Die gemeinschaftsrechtsfreundliche Auslegung nationaler Rechtsnormen, so auch auf dem Gebiet des Verwaltungsrechts ergibt sich aus der Pflicht zur gemeinschaftsrechtskonformen Auslegung nationalen Rechts aus Art. 10 EGV und – wenn es um die Umsetzung von Richtlinien geht – zusätzlich aus Art. 249 III EGV. Gebunden sind durch dieses Interpretationsgebot alle Träger öffentlicher Gewalt in den Mitgliedstaaten, also auch Gerichte, Staatsanwaltschaften und Verwaltungsbehörden.

Die Mitgliedstaaten sind zur Durchsetzung des Gemeinschaftsrechts verpflichtet (Art. 10 I EGV) und müssen alle Maßnahmen unterlassen, welche die Verwirklichung der Ziele des EGV gefährden könnten (Art. 10 II EGV)

Wie bereits dargelegt, ist es für die Differenzierung der verschiedenen Aufhebungstatbestände sowohl im Gemeinschaftsrecht als auch im deutschen Recht von Bedeutung, ob der betroffene Verwaltungsakt rechtmäßig oder rechtswidrig ist. Nach deutschem Recht ist ein Verwaltungsakt rechtswidrig, wenn er den von der Rechtsprechung gestellten Anforderungen nicht entspricht. (Geurts, Aufhebung von VA, S. 308)

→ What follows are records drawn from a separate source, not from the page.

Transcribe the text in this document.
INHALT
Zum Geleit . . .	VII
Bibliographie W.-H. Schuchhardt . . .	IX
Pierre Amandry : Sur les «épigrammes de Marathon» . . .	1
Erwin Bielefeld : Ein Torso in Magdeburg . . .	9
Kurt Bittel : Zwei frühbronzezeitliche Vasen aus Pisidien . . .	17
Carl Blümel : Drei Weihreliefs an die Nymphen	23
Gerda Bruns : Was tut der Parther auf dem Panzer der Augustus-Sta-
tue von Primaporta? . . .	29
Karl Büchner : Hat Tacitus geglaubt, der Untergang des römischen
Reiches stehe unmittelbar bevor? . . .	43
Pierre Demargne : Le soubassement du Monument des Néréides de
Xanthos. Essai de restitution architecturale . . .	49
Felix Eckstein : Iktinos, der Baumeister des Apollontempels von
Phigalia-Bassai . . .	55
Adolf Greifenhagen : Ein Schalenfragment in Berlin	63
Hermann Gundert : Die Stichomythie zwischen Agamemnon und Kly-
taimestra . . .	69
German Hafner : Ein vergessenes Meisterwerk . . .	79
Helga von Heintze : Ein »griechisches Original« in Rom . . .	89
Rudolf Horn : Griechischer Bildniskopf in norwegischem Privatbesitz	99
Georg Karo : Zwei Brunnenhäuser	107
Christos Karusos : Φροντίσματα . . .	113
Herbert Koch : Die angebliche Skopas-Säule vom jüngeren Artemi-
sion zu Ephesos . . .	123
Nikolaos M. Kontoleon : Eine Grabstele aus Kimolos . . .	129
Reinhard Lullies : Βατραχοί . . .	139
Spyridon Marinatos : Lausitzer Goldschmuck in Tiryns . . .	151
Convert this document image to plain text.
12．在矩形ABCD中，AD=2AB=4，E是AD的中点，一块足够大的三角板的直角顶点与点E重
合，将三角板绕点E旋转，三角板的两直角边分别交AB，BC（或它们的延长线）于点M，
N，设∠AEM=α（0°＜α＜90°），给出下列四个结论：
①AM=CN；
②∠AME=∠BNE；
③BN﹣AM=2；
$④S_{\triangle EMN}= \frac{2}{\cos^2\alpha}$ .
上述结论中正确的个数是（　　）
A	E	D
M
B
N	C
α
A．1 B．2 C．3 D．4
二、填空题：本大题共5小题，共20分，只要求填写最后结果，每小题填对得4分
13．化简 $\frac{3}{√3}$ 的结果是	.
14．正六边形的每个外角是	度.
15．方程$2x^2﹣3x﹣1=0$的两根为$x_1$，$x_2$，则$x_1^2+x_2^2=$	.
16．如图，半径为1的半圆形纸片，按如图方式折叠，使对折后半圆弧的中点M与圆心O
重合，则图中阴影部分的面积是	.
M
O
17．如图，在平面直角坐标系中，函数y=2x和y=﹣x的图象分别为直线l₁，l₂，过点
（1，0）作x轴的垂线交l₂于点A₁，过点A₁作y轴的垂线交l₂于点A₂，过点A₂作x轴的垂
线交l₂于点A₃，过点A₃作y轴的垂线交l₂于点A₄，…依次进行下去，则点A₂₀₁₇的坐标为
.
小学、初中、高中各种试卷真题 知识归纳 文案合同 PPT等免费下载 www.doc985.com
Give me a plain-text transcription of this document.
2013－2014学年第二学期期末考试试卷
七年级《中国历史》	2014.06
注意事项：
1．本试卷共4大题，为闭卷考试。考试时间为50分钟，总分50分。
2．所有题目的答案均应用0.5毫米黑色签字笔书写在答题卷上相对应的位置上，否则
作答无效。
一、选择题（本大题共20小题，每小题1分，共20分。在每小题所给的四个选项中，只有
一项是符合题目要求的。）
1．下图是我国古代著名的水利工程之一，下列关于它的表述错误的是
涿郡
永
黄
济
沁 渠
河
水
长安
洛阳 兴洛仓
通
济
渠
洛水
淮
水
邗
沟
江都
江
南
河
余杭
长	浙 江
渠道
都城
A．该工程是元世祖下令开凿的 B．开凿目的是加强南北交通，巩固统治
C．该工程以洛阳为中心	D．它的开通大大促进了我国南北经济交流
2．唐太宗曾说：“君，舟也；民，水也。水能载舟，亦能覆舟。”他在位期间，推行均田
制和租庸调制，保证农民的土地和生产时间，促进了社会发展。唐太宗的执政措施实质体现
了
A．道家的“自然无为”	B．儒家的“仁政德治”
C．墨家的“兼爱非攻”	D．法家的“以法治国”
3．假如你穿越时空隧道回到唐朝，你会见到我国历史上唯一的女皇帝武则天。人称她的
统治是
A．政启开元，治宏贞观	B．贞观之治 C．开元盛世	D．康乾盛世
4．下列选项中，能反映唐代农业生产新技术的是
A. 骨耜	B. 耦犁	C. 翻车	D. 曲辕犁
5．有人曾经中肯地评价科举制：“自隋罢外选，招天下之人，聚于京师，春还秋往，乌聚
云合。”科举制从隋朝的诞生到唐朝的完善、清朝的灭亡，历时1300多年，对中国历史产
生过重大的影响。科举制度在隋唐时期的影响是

Kollidiert eine nationale Vorschrift mit unmittelbar anwendbarem EU-Recht, verliert sie ihre Anwendbarkeit. Handelt es sich bei der dann nicht anwendbaren nationalen Norm um eine Rechtsgrundlage für den Erlass eines Verwaltungsakts, fehlt es diesem somit dementsprechend an einer dem Grundsatz vom Vorbehalt des Gesetzes gerecht werdenden Rechtsgrundlage. Der Verwaltungsakt ist schon deshalb rechtswidrig. (VerwProzR_Rn_659-690-Prof. Dr. jur. Rolf Schmidt)

Fehlt es der Grundverfügung an einer wirksamen notwendigen Grundlage des Verwaltungszwangs durch Gemeinschaftsrechtswidrigkeit, so stellt sich der "Vollstreckungsexzess" als rechtswidrige und schuldhafte unerlaubte Handlung i.S.d. §§ 823 ff BGB dar. (vgl. Art. 2 Abs. 1 i. V. m. Art. 20 Abs. 3 GG, BvR 1682/07 Rn 14).